Elizabeth Adkins-Regan Wins Lifetime Achievement Award From the Society for Behavioral Neuroendocrinology

Elizabeth Adkins-Regan, professor emerita at Cornell University in Ithaca, New York, has received the Daniel S. Lehrman Lifetime Achievement Award from the Society for Behavioral Neuroendocrinology. The annual award is given to distinguished investigators in the field of neuroendocrinology, the study of how the brain regulates hormone activity.

Dr. Adkins-Regan joined the Cornell faculty as an assistant professor of psychology and of neurobiology and behavior in 1975. She was promoted to associate professor in 1981 and to full professor in 1988. She served as senior associate dean of the College of Arts and Sciences from 2009 to 2012. Dr. Adkins-Regan retired and was conferred the title of professor emerita in 2018. She also served as a founding faculty member of the Institute for Animal Behavior at Rutgers University.

As a researcher, Dr. Adkins-Regan focuses on the neuroendocrine basis of social behavior. Her lab considers how and where hormones act in the brain to regulate behavior; how hormones contribute to the development of sex differences in behavior and mate choice; how the long-term effects of hormone action during early development shape adaptive adult behavior; and what is the role of hormones in mediating maternal effects on the adult behavior of offspring.

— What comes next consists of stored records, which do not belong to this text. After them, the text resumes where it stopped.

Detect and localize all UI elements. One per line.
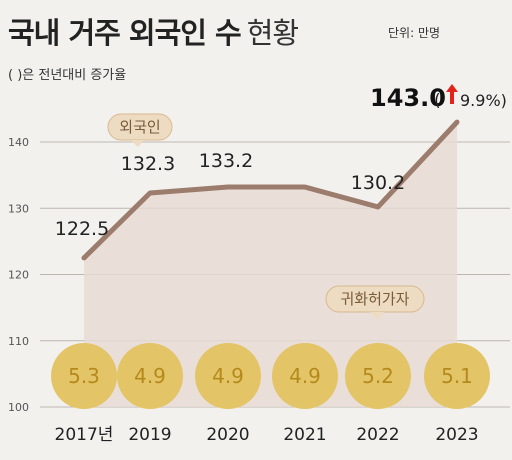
- x-tick-label: 2023: [435, 425, 478, 445]
- naturalized-value: 5.3: [68, 364, 100, 388]
- data-label: 122.5: [55, 218, 109, 240]
- naturalized-value: 4.9: [134, 364, 166, 388]
- y-tick-label: 100: [8, 401, 29, 414]
- series-line: [81, 119, 460, 261]
- chart-header: 국내 거주 외국인 수 현황 단위: 만명 ( )은 전년대비 증가율: [0, 0, 512, 90]
- naturalized-value: 4.9: [289, 364, 321, 388]
- naturalized-circle: [195, 343, 261, 409]
- x-tick-label: 2017년: [55, 425, 114, 445]
- data-label: 133.2: [199, 150, 253, 172]
- unit-label: 단위: 만명: [388, 26, 441, 40]
- highlight-change: 9.9%): [460, 91, 507, 110]
- badge-pointer: [370, 312, 384, 320]
- data-label: 132.3: [121, 153, 175, 175]
- naturalized-value: 4.9: [212, 364, 244, 388]
- data-label: 130.2: [351, 172, 405, 194]
- naturalized-value: 5.2: [362, 364, 394, 388]
- chart-subtitle: ( )은 전년대비 증가율: [8, 68, 127, 83]
- up-arrow-icon: [446, 84, 458, 104]
- x-tick-label: 2022: [356, 425, 399, 445]
- y-tick-label: 140: [8, 136, 29, 149]
- chart-title-light: 현황: [246, 16, 299, 50]
- y-tick-label: 130: [8, 202, 29, 215]
- highlight-value: 143.0: [370, 84, 446, 112]
- naturalized-circle: [424, 343, 490, 409]
- x-tick-label: 2019: [128, 425, 171, 445]
- naturalized-circle: [51, 343, 117, 409]
- chart-title: 국내 거주 외국인 수 현황: [8, 10, 299, 52]
- y-tick-label: 110: [8, 335, 29, 348]
- x-tick-label: 2020: [206, 425, 249, 445]
- y-tick-label: 120: [8, 269, 29, 282]
- chart-title-main: 국내 거주 외국인 수: [8, 16, 242, 50]
- series-badge-foreigners-label: 외국인: [119, 118, 160, 136]
- naturalized-value: 5.1: [441, 364, 473, 388]
- naturalized-circle: [272, 343, 338, 409]
- series-badge-naturalized-label: 귀화허가자: [340, 290, 409, 308]
- badge-pointer: [130, 140, 144, 147]
- naturalized-circle: [345, 343, 411, 409]
- x-tick-label: 2021: [283, 425, 326, 445]
- paren-open: (: [434, 91, 441, 111]
- naturalized-circle: [117, 343, 183, 409]
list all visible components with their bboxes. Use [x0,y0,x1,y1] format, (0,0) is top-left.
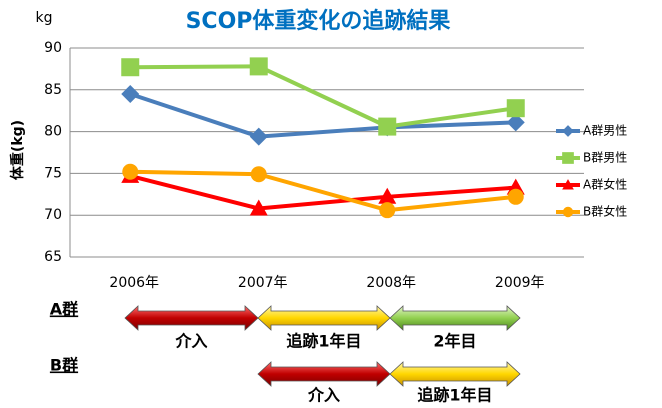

“Dr. Adkins-Regan embodies the spirit of Danny Lehrman, with a career of eminent scholarship and a record of outstanding mentorship of scientists at all career stages,” the society said in its announcement. “She has published over 150 articles, including pioneering studies on the contributions of aromatization in the sexual differentiation and activation of avian copulatory behavior. In addition to her research, she provided a clear synthesis of the field of behavioral neuroendocrinology in her 2005 book, Hormones and Animal Social Behavior (Princeton University Press, 2005).”

Dr. Adkins-Regan is a graduate of Cornell University where she majored in psychology. She holds a Ph.D. in physiological psychology from the University of Pennsylvania.